В тревоге, в метаньях провожу два дня. Но дальше не могу околачиваться в госпитале, околачиваться без дела, в неведенье. Слово, данное Танюшке, можно нарушить; теперь, пожалуй, самое умное, что следует сделать, — отказаться от глупого, необдуманного обещания ждать четыре дня.

На третий день утром говорю Федоре:

— Я должен уйти. Выдайте мне оружие!

Федора придвигает мне седульку.

— Садись. Поговорим. Я не могу держать тебя, нет у меня такой власти. Но…

Да, на этот раз, к счастью, я никому не подчинен и могу поступать по своей воле, по своей совести.
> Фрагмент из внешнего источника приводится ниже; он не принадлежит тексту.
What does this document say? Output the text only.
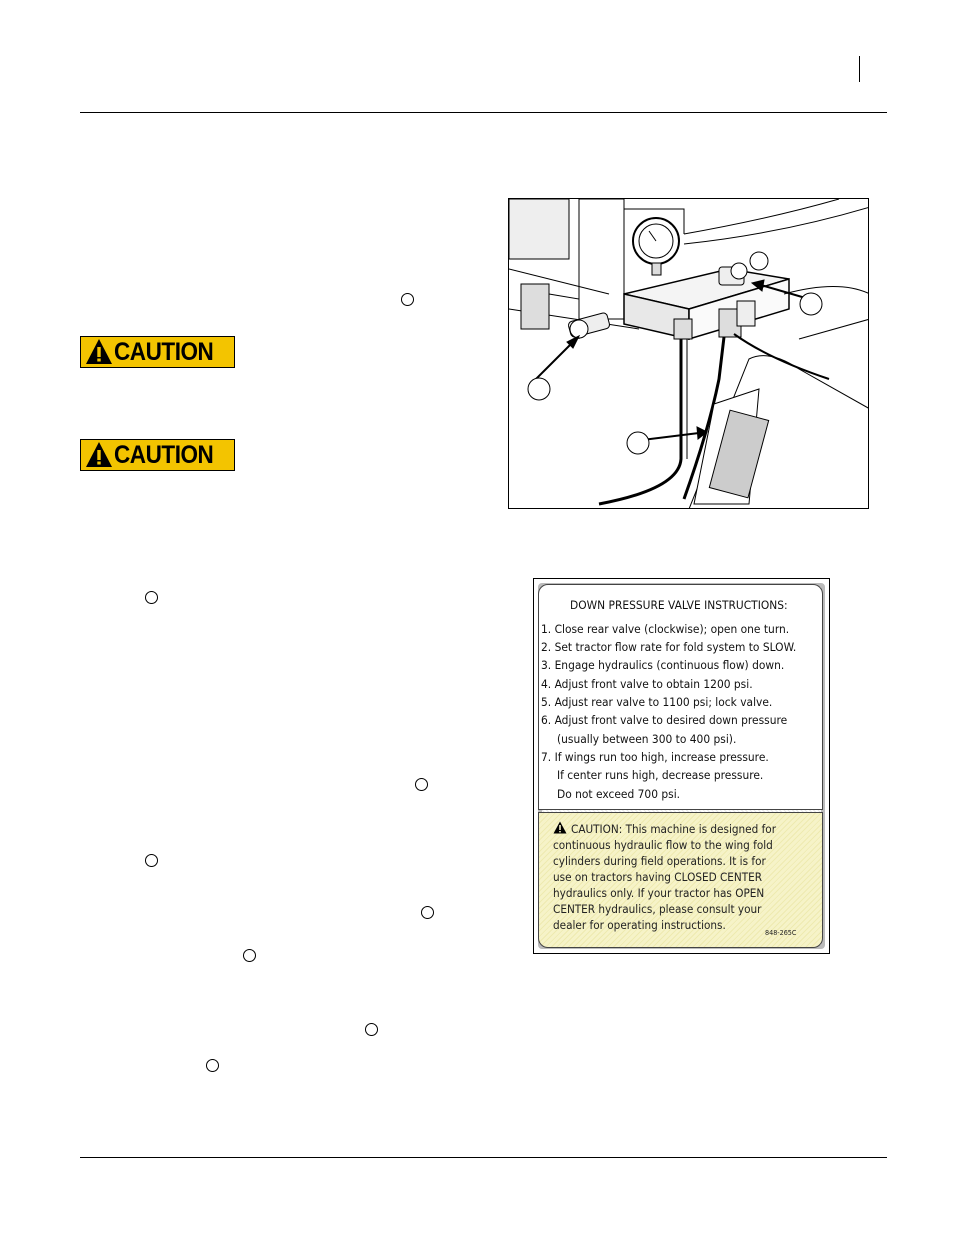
CAUTION
CAUTION
DOWN PRESSURE VALVE INSTRUCTIONS:
1. Close rear valve (clockwise); open one turn.
2. Set tractor flow rate for fold system to SLOW.
3. Engage hydraulics (continuous flow) down.
4. Adjust front valve to obtain 1200 psi.
5. Adjust rear valve to 1100 psi; lock valve.
6. Adjust front valve to desired down pressure
(usually between 300 to 400 psi).
7. If wings run too high, increase pressure.
If center runs high, decrease pressure.
Do not exceed 700 psi.
CAUTION: This machine is designed for
continuous hydraulic flow to the wing fold
cylinders during field operations. It is for
use on tractors having CLOSED CENTER
hydraulics only. If your tractor has OPEN
CENTER hydraulics, please consult your
dealer for operating instructions.
848-265C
А совесть говорит: «Выручай Настёнку, помогай Танюшке! Иди немедля».

— Но как человек, как мать советую остаться, — уговаривает меня Федора. — Ты еще болен. С тебя ничего не спросится.

— Не в спросе дело. Я должен, я сам решил.

— Тебе надо лежать. Обойдутся и без тебя. Танюшка ушла не одна. И все сделают. Ложись и спокойно выздоравливай. Настёнка и Танюшка скоро будут здесь. Живехоньки-здоровехоньки. Ты не думай, что самая главная доблесть на войне — умереть.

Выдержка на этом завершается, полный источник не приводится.